When did you come in contact with dance for the first time?
My first contract was with the Alberta Ballet in Calgary. This was in 1999 and I was 19 years old at the time. It was first year after my studies at the Royal Winnipeg Ballet School, and I was an apprentice with the company. For me it was both an exciting and nervous experience. I found it intimidating to be such talented dancers and artists at first, but then eventually as I became more comfortable in the environment it was the ability of being around them that pushed me to develop and grow both technically and artistically.
What is it that prompted you to pursue this passion and to make it such an important part of your life?
I really feel that I’ve had a passion for dance since a very early age, essentially from when I began at the age of six. I remember how much I enjoyed listening to traditional Ukrainian music, which I still do today. It gave me so much energy and propelled me to move. I also really enjoyed to perform for people, whether it be at someone’s house or even at my school for my teachers and classmates. I was really keen to dance!
What are the most beautiful experiences and the greatest satisfaction that dancing has given to you?
I suppose I had the realization that I could actually pursue dance as a career when I was around 16 years old. I started training in ballet more intensely and auditioned for professional ballet programs. Some schools thought I was too old to start formal ballet training and didn’t accept me, but a few did apparently see some potential in me and accepted me into their programs. I feel that dance has allowed for me to travel and meet so many beautiful and interesting people. Dance has provided me with a diverse palette of life experience. From regular training and taking class to the excitement of opening night performances and premieres, I get great satisfaction from the whole process of what dance entails. I feel it’s a privilege that I have the opportunity to spend time in the studio: working, creating and rehearsing. So many interesting things happen there. During the moments of creation when you arrive at a point of clarity within the work, or an altogether new perspective, it is these sorts of moments that are really quite special and satisfying.
Why did you move to Berlin?
I moved to Berlin because of an instinctual feeling I had inside me. Having visited the city a couple times while on vacation, I felt the city had a special vibe to it. It felt open, inclusive, and potentially a good place for me to be. Prior to moving I Berlin I had only lived in Canada. I had visited Europe and parts of Asia while on tour with dance companies, but had not yet lived outside of my home country. I felt it would be a good life experience for me to live in another country and experience another culture. Berlin was appealing to me and so I essentially packed up a few of my belongings and made the move without knowing anyone here. I really had no expectations of Berlin other than knowing that I was potentially in for a very interesting ride!
Can you tell me something about your last work “The Wetting Party”?

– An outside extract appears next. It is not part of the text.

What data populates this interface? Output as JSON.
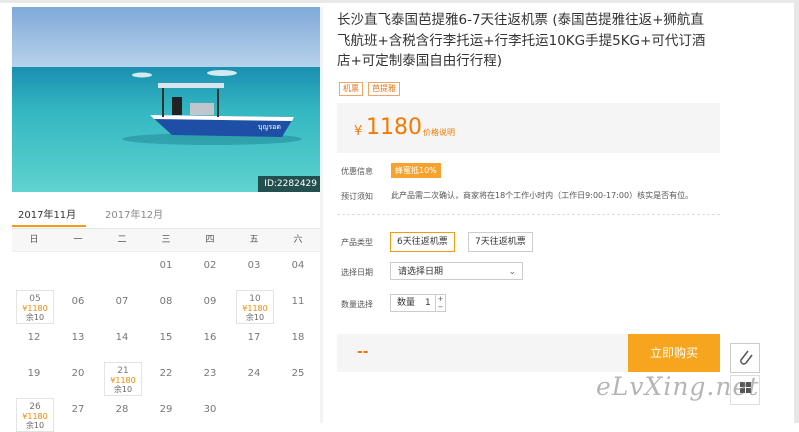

“The Wetting Party” is my first full-length production, which I’m still currently creating. My dancers Sofia Pintzou and Marion Sparber are very much involved in this process. Original live music will be played my my friend and colleague, Rona Geffen. I prefer not to explain too much about what the piece is about, as I feel this would take away the essence of experiencing it. I will say though that it looks at how three individuals come together in a regular manner to experience something sacred and also potentially self-destructive with one another in a compulsive way.
What about your future in the dance?
I’m not entirely sure about my future with dance. I suppose I have never really known this throughout my career, but rather just explored what felt right in the moment. If it felt right and worked out then I went in that direction. I’ve enjoyed the process of creating “The Wetting Party” very much and would like to continue with more of this type of work. It has challenged me on so many levels which go beyond being a dancer and choreographer. It has tested my patience, my courage and my faith in being true to an inner vision and allowing it to manifest. It has provided me with the experience to go deeper and find what dance and performance can be for me.